Heute, morgen, gestern

Heute ist morgen gleich gestern. Was so viel heißt wie: Morgen und gestern kannst du nichts tun, nur im heute kannst du leben. Der Anlass dieses Artikels ist der Einbruch und die Unsicherheit, die mir heute wieder klar geworden ist. Wir wiegen uns mit Gewohnheiten in Sicherheit und wenn sich nur der kleinste Funke verschiebt, ist die Sicherheit gefährdet. Aber das Leben ist ein steter Wandel, dem wir uns durch Änderung anpassen. Wenn wir starr in unseren Strukturen und Denken sind, wird es schwierig. Ein unflexibler Geist ist gefährlich.

Unsere Reise
Ein Teil meiner Reise ist es, im Heute anzukommen. Dem ein oder anderen geht es bestimmt ähnlich.
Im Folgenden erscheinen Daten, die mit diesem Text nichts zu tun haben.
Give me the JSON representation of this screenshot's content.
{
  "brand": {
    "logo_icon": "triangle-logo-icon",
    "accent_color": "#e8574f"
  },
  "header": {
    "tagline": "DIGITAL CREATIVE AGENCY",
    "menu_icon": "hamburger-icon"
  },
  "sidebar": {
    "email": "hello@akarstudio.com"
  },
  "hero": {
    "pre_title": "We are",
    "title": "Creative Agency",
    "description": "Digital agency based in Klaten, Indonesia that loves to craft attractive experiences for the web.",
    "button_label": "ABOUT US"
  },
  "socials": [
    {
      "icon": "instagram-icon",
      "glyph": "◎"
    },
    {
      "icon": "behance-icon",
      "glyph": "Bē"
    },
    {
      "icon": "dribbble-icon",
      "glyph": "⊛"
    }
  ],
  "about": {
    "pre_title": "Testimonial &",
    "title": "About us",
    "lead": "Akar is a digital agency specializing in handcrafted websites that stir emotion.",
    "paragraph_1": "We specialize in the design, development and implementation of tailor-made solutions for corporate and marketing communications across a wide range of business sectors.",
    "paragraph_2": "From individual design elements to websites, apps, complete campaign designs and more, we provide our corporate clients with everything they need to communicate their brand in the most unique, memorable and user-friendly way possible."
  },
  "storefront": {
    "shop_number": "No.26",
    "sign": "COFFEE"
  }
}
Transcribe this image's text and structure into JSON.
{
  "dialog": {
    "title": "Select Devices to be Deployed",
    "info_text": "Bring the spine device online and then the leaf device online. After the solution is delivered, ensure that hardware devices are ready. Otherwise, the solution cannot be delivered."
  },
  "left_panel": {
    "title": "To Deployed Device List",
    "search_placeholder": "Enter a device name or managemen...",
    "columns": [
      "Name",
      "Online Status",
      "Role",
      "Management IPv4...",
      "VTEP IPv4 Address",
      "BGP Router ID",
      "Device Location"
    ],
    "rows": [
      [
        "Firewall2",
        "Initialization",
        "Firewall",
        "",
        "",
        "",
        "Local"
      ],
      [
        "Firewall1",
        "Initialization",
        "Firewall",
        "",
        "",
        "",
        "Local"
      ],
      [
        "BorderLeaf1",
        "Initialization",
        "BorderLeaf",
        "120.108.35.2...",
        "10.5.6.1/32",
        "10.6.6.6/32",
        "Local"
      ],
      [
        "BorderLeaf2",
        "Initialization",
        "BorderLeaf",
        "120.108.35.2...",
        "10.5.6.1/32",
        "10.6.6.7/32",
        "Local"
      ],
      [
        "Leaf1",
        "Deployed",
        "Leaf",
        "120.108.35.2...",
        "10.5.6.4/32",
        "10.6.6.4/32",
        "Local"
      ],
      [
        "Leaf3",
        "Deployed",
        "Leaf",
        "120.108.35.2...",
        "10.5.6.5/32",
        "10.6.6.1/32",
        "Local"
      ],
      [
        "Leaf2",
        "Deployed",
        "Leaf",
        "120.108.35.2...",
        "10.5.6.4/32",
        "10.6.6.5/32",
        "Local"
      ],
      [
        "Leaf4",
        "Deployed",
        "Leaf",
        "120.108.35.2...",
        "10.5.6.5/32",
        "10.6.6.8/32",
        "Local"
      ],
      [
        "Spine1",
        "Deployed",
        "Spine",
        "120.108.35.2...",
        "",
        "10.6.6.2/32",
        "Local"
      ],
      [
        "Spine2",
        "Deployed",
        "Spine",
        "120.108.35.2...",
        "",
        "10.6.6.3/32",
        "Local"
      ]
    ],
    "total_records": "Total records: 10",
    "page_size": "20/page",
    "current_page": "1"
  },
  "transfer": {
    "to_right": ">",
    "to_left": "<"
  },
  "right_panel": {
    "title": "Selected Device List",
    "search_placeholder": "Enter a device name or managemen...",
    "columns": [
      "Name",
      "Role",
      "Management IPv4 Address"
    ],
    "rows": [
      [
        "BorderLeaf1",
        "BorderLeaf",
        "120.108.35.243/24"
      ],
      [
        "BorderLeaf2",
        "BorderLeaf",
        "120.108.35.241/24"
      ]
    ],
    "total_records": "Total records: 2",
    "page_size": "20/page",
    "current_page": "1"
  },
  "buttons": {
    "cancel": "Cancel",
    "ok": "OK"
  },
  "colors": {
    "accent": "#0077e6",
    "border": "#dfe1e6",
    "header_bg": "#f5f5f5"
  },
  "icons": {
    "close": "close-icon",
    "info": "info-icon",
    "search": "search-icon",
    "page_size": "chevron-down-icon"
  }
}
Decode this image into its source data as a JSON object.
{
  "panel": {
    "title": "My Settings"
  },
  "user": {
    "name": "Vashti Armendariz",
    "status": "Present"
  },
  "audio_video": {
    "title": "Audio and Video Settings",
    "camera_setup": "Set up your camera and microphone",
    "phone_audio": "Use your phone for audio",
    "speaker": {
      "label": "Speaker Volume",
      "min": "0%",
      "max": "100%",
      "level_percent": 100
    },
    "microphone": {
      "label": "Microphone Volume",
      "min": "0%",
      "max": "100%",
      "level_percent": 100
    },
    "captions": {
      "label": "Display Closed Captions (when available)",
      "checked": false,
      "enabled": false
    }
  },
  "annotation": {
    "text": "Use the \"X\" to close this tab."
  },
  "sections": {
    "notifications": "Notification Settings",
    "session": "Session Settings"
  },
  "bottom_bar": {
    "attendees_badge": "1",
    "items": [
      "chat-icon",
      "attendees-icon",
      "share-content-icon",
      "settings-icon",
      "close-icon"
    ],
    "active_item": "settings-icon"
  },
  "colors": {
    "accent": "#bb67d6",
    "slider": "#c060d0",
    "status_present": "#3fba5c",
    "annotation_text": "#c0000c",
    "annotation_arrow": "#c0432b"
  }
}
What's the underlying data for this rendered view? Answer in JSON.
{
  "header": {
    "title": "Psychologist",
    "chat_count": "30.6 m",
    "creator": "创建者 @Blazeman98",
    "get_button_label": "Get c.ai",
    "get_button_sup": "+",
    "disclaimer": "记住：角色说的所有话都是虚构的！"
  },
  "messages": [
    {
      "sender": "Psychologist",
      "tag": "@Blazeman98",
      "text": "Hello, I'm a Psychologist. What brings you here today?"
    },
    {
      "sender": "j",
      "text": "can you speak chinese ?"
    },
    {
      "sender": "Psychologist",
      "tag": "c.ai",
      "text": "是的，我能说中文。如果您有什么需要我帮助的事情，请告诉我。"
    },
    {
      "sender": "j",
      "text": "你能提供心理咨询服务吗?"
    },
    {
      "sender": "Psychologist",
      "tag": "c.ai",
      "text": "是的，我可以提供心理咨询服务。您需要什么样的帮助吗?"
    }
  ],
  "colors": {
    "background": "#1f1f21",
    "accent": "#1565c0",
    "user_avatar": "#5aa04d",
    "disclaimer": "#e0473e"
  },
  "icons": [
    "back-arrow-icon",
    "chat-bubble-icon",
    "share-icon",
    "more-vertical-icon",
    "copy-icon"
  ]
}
Wir schwelgen deprimiert im gestern herum und wissen, dass wir daran nicht mehr ändern können und andererseits haben wir Angst vor der Zukunft, weil wir nicht wissen, was uns erwartet. Wir stecken entweder im Gestern oder morgen fest, aber schaffen es einfach nicht, jetzt bewusst hier zu sein. Der einzige Moment, in dem wir etwas ändern können, ist im Jetzt. Wir können jetzt eine neue Richtung wählen. Die Vergangenheit hat uns hierher zu diesem Punkt geführt, wo wir sind und wir entscheiden uns, in welche Richtung wir jetzt in die Zukunft gehen.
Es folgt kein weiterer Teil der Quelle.